Monday, November 12, 7 p.m. “A Long Way Gone: An Evening with Ishmael Beah.” Beah is uniquely qualified to speak about the brutalizing effects of war. Flash back to 1991: Sierra Leone, a country in West Africa, was being ravaged by a bloody civil war. Youth was no protection against violence. Thousands of children were forcibly recruited as soldiers and made to perform unspeakable atrocities, often while being force-fed drugs and submitting to sexual violation. Ishmael Beah, recruited at 13, -was one of those child soldiers.
Author of “A Long Way Gone: Memoirs of a Boy Soldier,” Beah introduces a unique perspective on corruption, violence and morality at large. A Long Way Gone, called a “ferocious and desolate account of how ordinary children were turned into professional killers” by The Guardian U.K., is a haunting narrative; this event allows attendees to hear of Beah’s experiences first-hand.
Sponsored by the Belknap Fund in the Council of the Humanities and the Department of Slavic Languages and Literatures. 609-258-4726. McCosh Hall 50.
Saturday, November 15, 1 p.m. Ivy League football: Princeton versus Dartmouth at Princeton Stadium.
This game could be an important showdown, thanks to Princeton’s miraculous comeback win against Harvard on October 20, when it scored 29 unanswered points in the last 12 minutes to upset the nationally ranked and formerly unbeaten Crimson, 39-34. Early risers might want to catch the “pre-game show,” a 10 a.m. lecture by Professor Sheldon Garon on “Beyond Our Means: Why America Spends While the World Saves.”
The pre-game lecture is sponsored by the Princeton University Alumni Association and will be held in the Lewis Library, Room 120. 609-258-1900. Game tickets are $9. To learn more visit www.goprincetontigers.com
Friday, November 23, 8-10 p.m. Brahms’ Third Symphony performed by the New Jersey Symphony Orchestra.
For many the flurry of post-Thanksgiving bargain-hunting is practically a tradition in itself. This year the New Jersey Symphony Orchestra will offer an invigorating end to “Black Friday” with a concert dedicated to the spirit of autumn. Led by guest conductor Hans Graf, the orchestra will begin its celebration of the season with a piece composed by Edvard Grieg, aptly named, “In Autumn.” The program includes a violin concert by Jean Sibelius and concludes with Johannes Brahms’ Third Symphony. Brahms’ Third is a unique piece, one that was at the time deemed “the most artistically perfect” of the composer’s symphonies.
Richardson Auditorium.
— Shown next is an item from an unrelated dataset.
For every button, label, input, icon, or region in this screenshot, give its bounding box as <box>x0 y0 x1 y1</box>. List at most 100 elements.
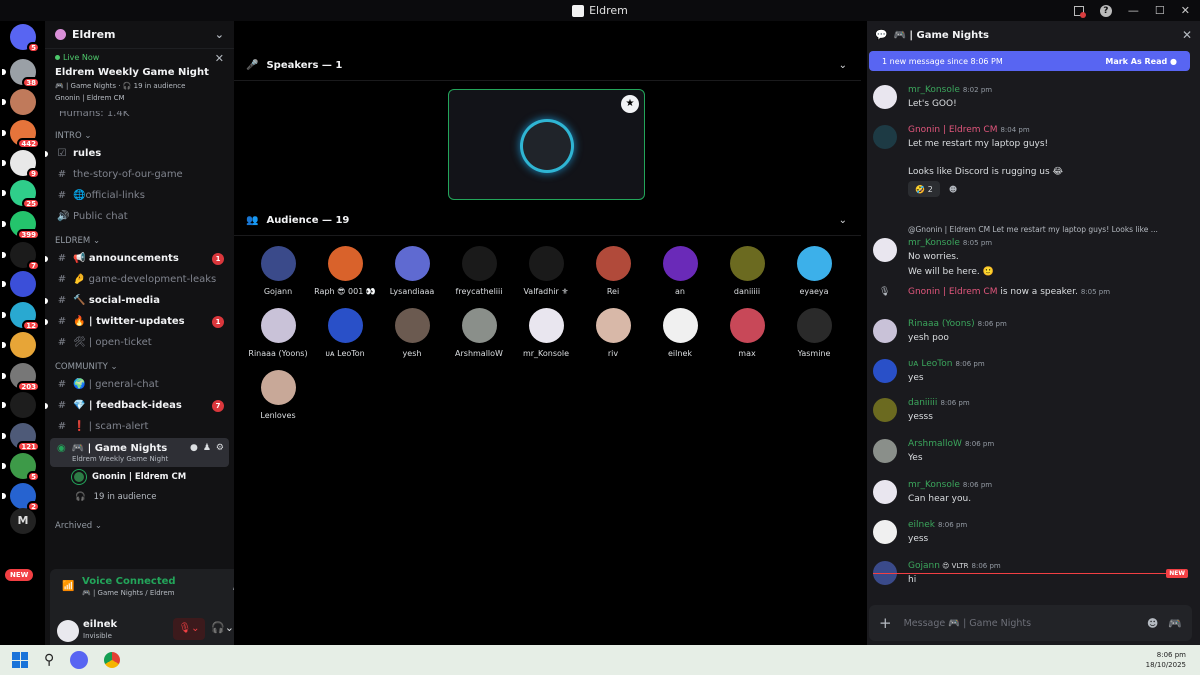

Tickets are available for $20-$88. To purchase tickets by phone, call 800-255-3476.
Thursday, November 8, 8-10 p.m. Tenebrae, A Princeton University Concert. Princeton University Chapel. Princeton’s Chamber Concert Series brings Tenebrae, Britain’s celebrated chamber choir to Princeton. This internationally renowned choir will perform a program includes choral works from Rachmaninoff and Tchaikovsky among others. Tickets are $25 for the general public, $5 for students. You can purchase your tickets in person at the University Ticketing Office in the Frist Campus Center, by phone at 609-258-9220 or online at http://purchase.tickets.com/buy/TicketPurchase?organ_val=21394&pid=7331179
Friday, November 16, 8-10 p.m. Princeton South Asian Theatrics Fall Show. Frist Campus Center Film and Performance Theater. This group is the nation’s first South Asian college theater group. Its comedic performances are inspired by the cultural strain and stereotypes facing South Asians growing up in the United States. Serious issues, explored with a healthy dose of laughter.
Wednesday, November 28, 4:30-6 p.m. Film Screening and Discussion of Carl Colby’s “The Man Nobody Knew: In Search of My Father, CIA Spymaster William Colby.” Dodds Auditorium, Robertson Hall. The Woodrow Wilson School will present a screening of this chronicle of the life of the master-spy, as told by his son Carl. Following the screening of the film, which has been described as “riveting,” there will be a discussion by Carl Colby and Anne-Marie Slaughter.
A public reception will follow the film screening and discussion in Shultz dining room.